À l’origine de K-REN, il y a une histoire inattendue : celle de Lucie Doriez, embryologiste pendant quinze ans, qui a décidé de quitter le monde de la fécondation in vitro pour se lancer dans la protection des océans. « Mon père avait une société d’architecture textile et, dès 2004, il s’était amusé à créer une housse pour protéger son propre bateau. Sans volonté commerciale, juste pour tester. Résultat : sa coque est restée propre, sans carénage ni peinture. »

L’idée dormira plus de dix ans avant qu’elle ne ressurgisse. En 2020, Lucie Doriez et son père décident de créer K-REN afin de transformer cette intuition familiale en véritable solution industrielle. Leur technologie consiste à plonger la coque des bateaux « dans le noir », empêchant la photosynthèse et donc la prolifération des algues et coquillages (le “fouling”). Une alternative simple et non toxique à des pratiques polluantes répandues.

Une réponse à une pollution invisible mais massive

Chaque année en France, 1,2 million de bateaux passent par l’étape contraignante du carénage : sortie de l’eau, grattage des coques, puis application de peintures antisalissures. Ces « antifouling », riches en cuivre, zinc ou TBT, relâchent des milliers de tonnes de micro-déchets toxiques dans la mer. « Rien qu’en France, c’est 20 000 tonnes de déchets polluants générées chaque année par les carénages, alors que nos clients, eux, n’en font plus depuis cinq ans », souligne Doriez. Et K-REN ne se limite pas à la plaisance : sa technologie équipe déjà une frégate multi-missions de la Marine nationale.

Avec déjà 300 clients équipés et 300 000 euros de chiffre d’affaires, K-REN ne vend pas seulement une housse de protection. Elle propose une nouvelle norme pour protéger les coques, réduire la consommation des bateaux moteurs et mettre fin à une source de pollution invisible mais massive. La technologie centralise près de cinq années de R&D : un tissu extrêmement léger et résistant, développé sur mesure à Lyon, recouvert d’un traitement extérieur neutre pour l’environnement. « Nous avons fait tester notre tissu en laboratoire indépendant, aucun rejet de particules dans l’eau. »

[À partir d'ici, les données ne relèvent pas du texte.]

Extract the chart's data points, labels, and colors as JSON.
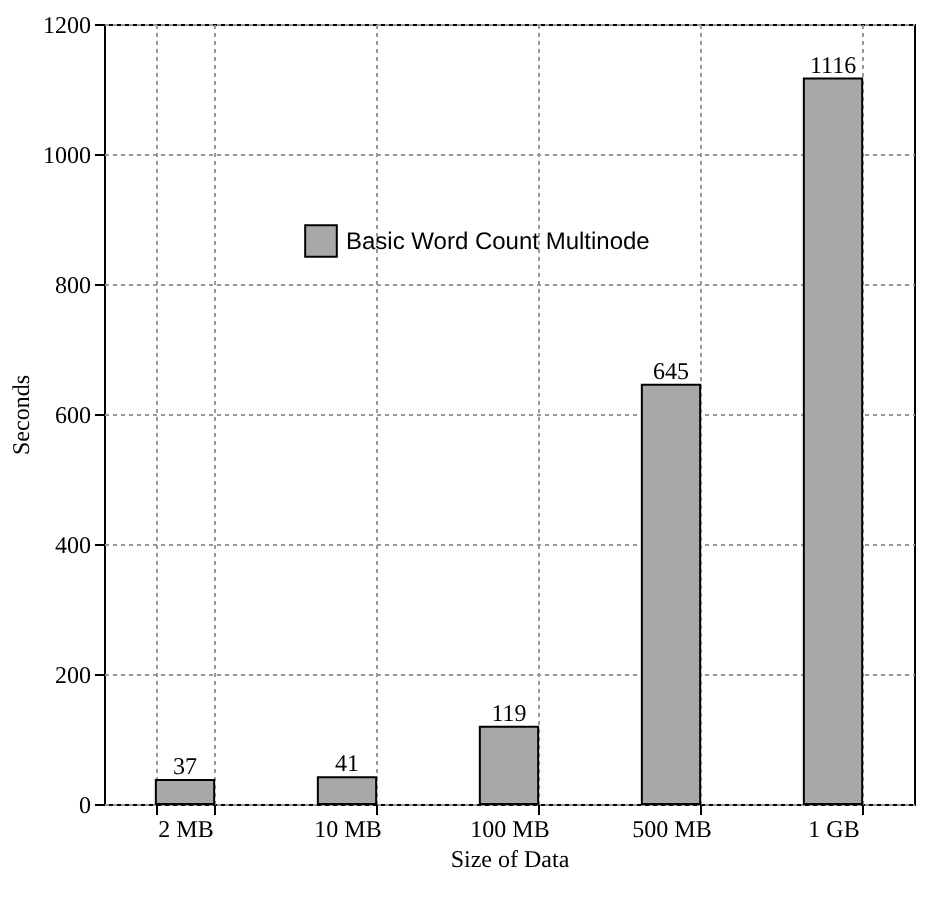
{
  "chart_data": {
    "type": "bar",
    "xlabel": "Size of Data",
    "ylabel": "Seconds",
    "categories": [
      "2 MB",
      "10 MB",
      "100 MB",
      "500 MB",
      "1 GB"
    ],
    "series": [
      {
        "name": "Basic Word Count Multinode",
        "color": "#a8a8a8",
        "values": [
          37,
          41,
          119,
          645,
          1116
        ]
      }
    ],
    "ylim": [
      0,
      1200
    ],
    "yticks": [
      0,
      200,
      400,
      600,
      800,
      1000,
      1200
    ],
    "grid": true,
    "legend": "top left",
    "data_labels": true
  }
}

Cette innovation a convaincu le jury du Prix Next Innov 2025, qui lui a décerné à la fois le premier prix et le vote du public. « Voir autant d’experts valider notre solution, et en plus sentir le soutien de nos clients, c’était incroyable. »

Une levée pour changer d’échelle

Après une première levée de 500 000 euros en 2023, K-REN boucle actuellement un tour de table de 800 000 euros, qui sera finalisé fin septembre. Objectif : accélérer la commercialisation et conquérir de nouveaux marchés méditerranéens. « Nous avons mis cinq ans à mettre au point un produit parfait de haute technologie, indéchirable, extrêmement léger, avec un enduction neutre pour l’environnement qui permet de limiter considérablement le fouling.. Aujourd’hui, tout est prêt : le tissu, la fabrication, l’atelier… Ce qu’il nous faut désormais, ce sont des forces commerciales pour mailler les ports. »

La startup vise en priorité l’Espagne, « qui nous tend les bras », avant de s’attaquer à l’Europe puis à l’international, via des partenaires distributeurs déjà implantés en Polynésie, en Australie et en Nouvelle-Zélande.

Au-delà des particuliers, K-REN a déjà séduit des utilisateurs prestigieux – dont le très renommé navigateur Michel Desjoyeaux, aujourd’hui associé – et commence à travailler avec des infrastructures comme les éoliennes offshore ou les panneaux solaires flottants. L’entreprise réfléchit aussi à un modèle locatif pour développer de la récurrence de revenus : « On a testé la location de housses, c’est très prometteur et rentable. »

À horizon cinq ans, Lucie Doriez se projette plus loin qu’une housse par bateau : « On peut facilement imaginer une norme d’industrie nautique. Demain, les ports proposeront directement des solutions anti-fouling alternatives et nos produits seront intégrés aux bateaux dès leur conception. » La réglementation va d’ailleurs dans ce sens : l’Espagne interdit déjà aux particuliers d’appliquer eux-mêmes des antifouling, et un label “Ports propres actifs en biodiversité” se déploie en Europe.

« Le marché est colossal : 6 millions de bateaux en Europe, 33 millions dans le monde. Si nous réussissons à changer les habitudes, l’impact écologique sera immense », conclut la fondatrice.